Mevrouw Sandra Demuynck, voorzitter van het bijzonder comité voor de sociale dienst (BCSD), heeft op 1 juli 2025 de voorzitter van de raad voor maatschappelijk welzijn schriftelijk op de hoogte gebracht dat zij ontslag neemt als voorzitter van het BCSD. Aangezien zij door de aanstelling als voorzitter van het BCSD ook lid geworden was van het college van burgemeester en schepenen en het vast bureau, vervallen ook deze mandaten, zoals de ontslagbrief ook vermeldt.
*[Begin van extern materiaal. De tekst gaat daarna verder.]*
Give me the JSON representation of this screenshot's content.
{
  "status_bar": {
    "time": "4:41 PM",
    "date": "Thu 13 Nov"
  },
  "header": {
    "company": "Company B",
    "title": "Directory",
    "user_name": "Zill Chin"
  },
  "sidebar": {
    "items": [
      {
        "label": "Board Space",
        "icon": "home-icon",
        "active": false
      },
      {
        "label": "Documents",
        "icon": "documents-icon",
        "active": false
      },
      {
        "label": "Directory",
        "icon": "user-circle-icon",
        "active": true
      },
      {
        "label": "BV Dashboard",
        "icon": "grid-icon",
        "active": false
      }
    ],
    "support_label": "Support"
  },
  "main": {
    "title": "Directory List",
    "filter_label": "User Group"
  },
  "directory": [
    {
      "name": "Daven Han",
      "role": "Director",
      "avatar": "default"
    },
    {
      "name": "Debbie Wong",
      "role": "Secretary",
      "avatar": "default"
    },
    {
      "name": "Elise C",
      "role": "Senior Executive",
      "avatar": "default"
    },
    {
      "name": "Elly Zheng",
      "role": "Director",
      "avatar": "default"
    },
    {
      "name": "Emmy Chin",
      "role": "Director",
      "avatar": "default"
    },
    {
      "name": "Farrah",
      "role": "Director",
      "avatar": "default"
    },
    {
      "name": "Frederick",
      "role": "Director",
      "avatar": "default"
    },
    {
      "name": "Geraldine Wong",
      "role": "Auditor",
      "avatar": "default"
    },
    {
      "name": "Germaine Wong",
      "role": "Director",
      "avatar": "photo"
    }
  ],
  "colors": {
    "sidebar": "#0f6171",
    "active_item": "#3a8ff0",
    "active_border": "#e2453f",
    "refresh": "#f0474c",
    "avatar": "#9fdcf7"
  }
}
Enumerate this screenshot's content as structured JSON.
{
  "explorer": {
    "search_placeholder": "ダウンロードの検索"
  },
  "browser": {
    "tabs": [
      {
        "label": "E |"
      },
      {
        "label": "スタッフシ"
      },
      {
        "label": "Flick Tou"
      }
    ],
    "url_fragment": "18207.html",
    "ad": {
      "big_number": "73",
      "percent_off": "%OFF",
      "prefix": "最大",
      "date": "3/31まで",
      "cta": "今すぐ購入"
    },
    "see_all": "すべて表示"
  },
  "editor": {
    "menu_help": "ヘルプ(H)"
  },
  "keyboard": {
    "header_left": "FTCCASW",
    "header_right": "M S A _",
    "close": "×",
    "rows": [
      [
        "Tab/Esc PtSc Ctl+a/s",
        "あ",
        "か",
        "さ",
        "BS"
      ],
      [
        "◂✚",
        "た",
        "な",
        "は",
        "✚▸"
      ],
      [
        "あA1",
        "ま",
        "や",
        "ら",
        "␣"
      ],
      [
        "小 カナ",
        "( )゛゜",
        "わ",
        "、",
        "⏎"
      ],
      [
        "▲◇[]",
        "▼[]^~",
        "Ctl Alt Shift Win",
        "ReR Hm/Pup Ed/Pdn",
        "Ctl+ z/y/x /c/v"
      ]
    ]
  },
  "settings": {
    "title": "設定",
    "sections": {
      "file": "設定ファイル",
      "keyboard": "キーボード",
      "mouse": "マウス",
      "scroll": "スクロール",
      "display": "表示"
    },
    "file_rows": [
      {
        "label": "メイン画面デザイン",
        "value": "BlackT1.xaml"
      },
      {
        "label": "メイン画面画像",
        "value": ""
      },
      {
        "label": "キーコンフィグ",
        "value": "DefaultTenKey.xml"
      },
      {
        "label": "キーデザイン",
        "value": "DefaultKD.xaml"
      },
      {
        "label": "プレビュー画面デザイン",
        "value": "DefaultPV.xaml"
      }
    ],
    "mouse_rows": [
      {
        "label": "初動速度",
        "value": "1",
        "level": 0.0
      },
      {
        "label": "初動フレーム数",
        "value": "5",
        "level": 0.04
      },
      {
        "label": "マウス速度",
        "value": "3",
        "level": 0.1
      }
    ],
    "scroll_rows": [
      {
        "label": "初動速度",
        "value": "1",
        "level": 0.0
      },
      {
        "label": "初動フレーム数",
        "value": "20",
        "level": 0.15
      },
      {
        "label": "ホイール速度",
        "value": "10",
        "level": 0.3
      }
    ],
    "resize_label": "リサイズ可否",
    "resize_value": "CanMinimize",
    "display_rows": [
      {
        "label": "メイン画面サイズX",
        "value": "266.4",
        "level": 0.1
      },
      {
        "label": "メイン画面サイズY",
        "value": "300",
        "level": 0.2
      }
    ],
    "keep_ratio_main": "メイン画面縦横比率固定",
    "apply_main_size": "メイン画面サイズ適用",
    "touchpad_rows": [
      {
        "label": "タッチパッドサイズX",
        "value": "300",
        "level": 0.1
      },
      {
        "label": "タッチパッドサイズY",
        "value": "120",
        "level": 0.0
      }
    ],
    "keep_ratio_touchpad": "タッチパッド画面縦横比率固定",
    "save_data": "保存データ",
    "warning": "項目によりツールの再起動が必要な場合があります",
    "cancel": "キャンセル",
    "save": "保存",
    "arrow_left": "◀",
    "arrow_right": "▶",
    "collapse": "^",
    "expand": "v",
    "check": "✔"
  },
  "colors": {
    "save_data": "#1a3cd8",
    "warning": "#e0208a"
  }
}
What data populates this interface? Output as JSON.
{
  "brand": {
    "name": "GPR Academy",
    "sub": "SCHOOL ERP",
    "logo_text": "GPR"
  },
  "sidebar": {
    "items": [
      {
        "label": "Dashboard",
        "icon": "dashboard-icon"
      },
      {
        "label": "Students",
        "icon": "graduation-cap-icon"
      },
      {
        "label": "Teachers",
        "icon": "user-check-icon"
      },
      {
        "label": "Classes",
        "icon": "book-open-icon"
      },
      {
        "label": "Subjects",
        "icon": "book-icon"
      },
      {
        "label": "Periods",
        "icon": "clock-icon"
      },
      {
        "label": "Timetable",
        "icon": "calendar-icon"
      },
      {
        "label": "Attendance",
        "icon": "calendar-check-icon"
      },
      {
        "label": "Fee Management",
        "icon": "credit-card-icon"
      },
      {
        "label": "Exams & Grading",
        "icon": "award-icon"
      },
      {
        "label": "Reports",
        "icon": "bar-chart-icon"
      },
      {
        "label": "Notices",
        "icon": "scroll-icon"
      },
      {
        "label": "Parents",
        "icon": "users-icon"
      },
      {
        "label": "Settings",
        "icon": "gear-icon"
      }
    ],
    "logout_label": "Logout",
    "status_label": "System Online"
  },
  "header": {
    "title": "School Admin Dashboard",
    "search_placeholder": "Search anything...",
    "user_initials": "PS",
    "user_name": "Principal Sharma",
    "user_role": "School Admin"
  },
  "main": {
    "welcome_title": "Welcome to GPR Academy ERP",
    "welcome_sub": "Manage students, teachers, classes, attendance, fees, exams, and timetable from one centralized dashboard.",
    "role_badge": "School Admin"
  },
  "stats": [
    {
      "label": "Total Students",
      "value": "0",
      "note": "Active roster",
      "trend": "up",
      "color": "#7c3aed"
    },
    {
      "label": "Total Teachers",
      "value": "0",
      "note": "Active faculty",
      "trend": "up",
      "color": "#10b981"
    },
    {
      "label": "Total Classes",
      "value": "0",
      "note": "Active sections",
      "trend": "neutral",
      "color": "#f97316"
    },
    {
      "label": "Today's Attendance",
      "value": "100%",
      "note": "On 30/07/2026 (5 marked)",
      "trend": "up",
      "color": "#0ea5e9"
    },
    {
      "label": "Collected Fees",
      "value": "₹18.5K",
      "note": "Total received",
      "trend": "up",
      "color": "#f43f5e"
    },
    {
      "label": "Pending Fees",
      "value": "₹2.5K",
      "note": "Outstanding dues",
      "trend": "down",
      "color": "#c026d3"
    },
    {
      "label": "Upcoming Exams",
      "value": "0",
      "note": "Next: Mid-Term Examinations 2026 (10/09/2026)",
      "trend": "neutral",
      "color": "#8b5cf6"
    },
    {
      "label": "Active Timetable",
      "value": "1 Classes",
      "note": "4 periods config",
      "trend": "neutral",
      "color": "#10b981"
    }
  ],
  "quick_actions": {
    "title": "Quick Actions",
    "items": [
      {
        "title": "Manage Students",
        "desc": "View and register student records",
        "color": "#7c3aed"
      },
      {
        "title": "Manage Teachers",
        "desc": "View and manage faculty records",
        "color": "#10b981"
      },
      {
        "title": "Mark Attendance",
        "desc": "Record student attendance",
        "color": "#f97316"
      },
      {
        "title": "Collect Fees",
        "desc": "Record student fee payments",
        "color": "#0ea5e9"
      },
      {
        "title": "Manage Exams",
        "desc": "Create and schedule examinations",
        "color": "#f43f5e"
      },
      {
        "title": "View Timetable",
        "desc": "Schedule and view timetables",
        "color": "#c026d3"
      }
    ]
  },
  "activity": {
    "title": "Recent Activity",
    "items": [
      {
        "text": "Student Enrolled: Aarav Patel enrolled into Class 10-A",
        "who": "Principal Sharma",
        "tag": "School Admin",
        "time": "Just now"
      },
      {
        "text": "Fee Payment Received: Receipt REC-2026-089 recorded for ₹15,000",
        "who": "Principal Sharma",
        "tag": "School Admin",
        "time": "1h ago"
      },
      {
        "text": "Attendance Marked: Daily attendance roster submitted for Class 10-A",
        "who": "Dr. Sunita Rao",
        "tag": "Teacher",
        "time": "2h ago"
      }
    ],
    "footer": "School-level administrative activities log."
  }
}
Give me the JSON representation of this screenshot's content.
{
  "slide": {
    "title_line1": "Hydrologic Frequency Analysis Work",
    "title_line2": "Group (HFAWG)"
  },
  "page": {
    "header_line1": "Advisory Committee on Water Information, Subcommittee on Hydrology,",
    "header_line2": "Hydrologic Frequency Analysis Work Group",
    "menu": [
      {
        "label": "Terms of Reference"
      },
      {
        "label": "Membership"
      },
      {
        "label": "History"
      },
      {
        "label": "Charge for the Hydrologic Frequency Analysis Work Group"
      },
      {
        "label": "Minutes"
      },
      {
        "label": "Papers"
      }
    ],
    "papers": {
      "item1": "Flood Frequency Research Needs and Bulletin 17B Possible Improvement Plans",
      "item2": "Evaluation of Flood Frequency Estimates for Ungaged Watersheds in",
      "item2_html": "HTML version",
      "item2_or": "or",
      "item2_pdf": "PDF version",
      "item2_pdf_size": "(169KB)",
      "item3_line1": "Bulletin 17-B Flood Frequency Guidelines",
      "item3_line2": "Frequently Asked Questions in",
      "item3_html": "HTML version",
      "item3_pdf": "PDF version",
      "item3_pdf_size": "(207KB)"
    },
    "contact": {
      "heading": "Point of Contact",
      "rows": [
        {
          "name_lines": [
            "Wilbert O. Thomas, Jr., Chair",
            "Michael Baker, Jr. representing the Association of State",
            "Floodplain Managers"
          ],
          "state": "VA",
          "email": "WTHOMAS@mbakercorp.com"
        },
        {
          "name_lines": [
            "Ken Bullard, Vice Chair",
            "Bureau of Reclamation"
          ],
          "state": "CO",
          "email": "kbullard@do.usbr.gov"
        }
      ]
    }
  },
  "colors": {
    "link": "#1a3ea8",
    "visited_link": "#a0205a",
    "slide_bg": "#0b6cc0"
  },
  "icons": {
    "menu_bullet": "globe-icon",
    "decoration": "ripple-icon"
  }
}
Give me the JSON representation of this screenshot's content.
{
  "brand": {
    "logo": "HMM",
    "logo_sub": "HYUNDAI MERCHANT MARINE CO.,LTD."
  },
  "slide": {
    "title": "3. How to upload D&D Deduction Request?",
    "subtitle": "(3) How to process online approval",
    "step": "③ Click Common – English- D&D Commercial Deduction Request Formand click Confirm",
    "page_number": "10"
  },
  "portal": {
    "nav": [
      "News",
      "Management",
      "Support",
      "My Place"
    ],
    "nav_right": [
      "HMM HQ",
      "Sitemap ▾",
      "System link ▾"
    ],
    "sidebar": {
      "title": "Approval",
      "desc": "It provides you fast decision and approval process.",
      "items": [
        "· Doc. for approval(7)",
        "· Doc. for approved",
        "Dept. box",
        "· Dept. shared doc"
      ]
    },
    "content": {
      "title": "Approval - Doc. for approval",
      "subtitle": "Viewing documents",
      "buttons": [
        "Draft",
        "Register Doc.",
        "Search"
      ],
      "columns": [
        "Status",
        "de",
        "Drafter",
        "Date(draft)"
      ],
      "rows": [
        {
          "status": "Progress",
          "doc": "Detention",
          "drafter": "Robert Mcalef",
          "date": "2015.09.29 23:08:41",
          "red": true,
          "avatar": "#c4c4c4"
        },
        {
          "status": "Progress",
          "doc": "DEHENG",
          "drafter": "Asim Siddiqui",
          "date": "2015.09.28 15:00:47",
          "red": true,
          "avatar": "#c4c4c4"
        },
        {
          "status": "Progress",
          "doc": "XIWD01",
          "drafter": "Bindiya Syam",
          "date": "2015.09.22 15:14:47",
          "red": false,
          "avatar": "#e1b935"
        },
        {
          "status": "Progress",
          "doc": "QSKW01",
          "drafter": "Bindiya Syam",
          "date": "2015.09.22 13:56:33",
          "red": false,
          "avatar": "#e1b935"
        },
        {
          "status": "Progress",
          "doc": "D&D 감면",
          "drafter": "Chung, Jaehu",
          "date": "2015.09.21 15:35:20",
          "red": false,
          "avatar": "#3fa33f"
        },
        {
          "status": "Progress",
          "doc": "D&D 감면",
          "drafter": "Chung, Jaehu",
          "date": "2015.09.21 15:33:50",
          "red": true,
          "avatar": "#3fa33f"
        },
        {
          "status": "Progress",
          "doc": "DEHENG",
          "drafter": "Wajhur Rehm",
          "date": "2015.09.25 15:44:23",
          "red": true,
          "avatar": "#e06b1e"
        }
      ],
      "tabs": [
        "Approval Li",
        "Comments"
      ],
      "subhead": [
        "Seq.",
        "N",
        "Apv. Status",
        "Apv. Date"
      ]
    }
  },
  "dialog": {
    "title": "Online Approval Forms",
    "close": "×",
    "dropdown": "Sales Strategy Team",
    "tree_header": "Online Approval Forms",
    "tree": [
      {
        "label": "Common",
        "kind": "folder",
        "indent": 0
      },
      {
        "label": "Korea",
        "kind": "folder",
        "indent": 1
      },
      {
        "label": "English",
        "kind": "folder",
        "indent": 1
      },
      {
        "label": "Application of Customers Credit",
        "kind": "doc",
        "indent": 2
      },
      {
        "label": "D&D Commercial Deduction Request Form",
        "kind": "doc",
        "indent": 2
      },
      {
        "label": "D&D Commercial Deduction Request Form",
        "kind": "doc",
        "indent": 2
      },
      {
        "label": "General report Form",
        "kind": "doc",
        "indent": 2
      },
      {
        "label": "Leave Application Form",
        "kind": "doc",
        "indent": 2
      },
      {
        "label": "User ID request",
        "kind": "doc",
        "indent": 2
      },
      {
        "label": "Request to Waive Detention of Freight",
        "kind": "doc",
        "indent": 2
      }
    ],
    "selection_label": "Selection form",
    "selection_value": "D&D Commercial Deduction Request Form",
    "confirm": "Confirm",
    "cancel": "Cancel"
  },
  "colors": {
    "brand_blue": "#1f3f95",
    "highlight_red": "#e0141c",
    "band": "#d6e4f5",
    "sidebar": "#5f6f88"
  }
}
De Raad neemt kennis van het ontslag van de voorzitter van het BCSD. Het ontslag als voorzitter van het BCSD houdt het ontslag in voor het mandaat als schepen van rechtswege (art. 106 §2 en art. 42 §1, 3de lid DLB) en als lid van het vast bureau (art. 106 §2, art. 42 §1, 3de lid en art. 79 DLB).
Artikel 103 DLB
Artikel 106 §2 samen gelezen met art. 42 §1, 3de lid en art. 79 DLB
Neemt kennis van het ontslag van mevrouw Sandra Demuynck als voorzitter van het bijzonder comité voor de sociale dienst en dientengevolge van het eind van haar mandaat als lid van het college van burgemeester en schepenen en als lid van het vast bureau.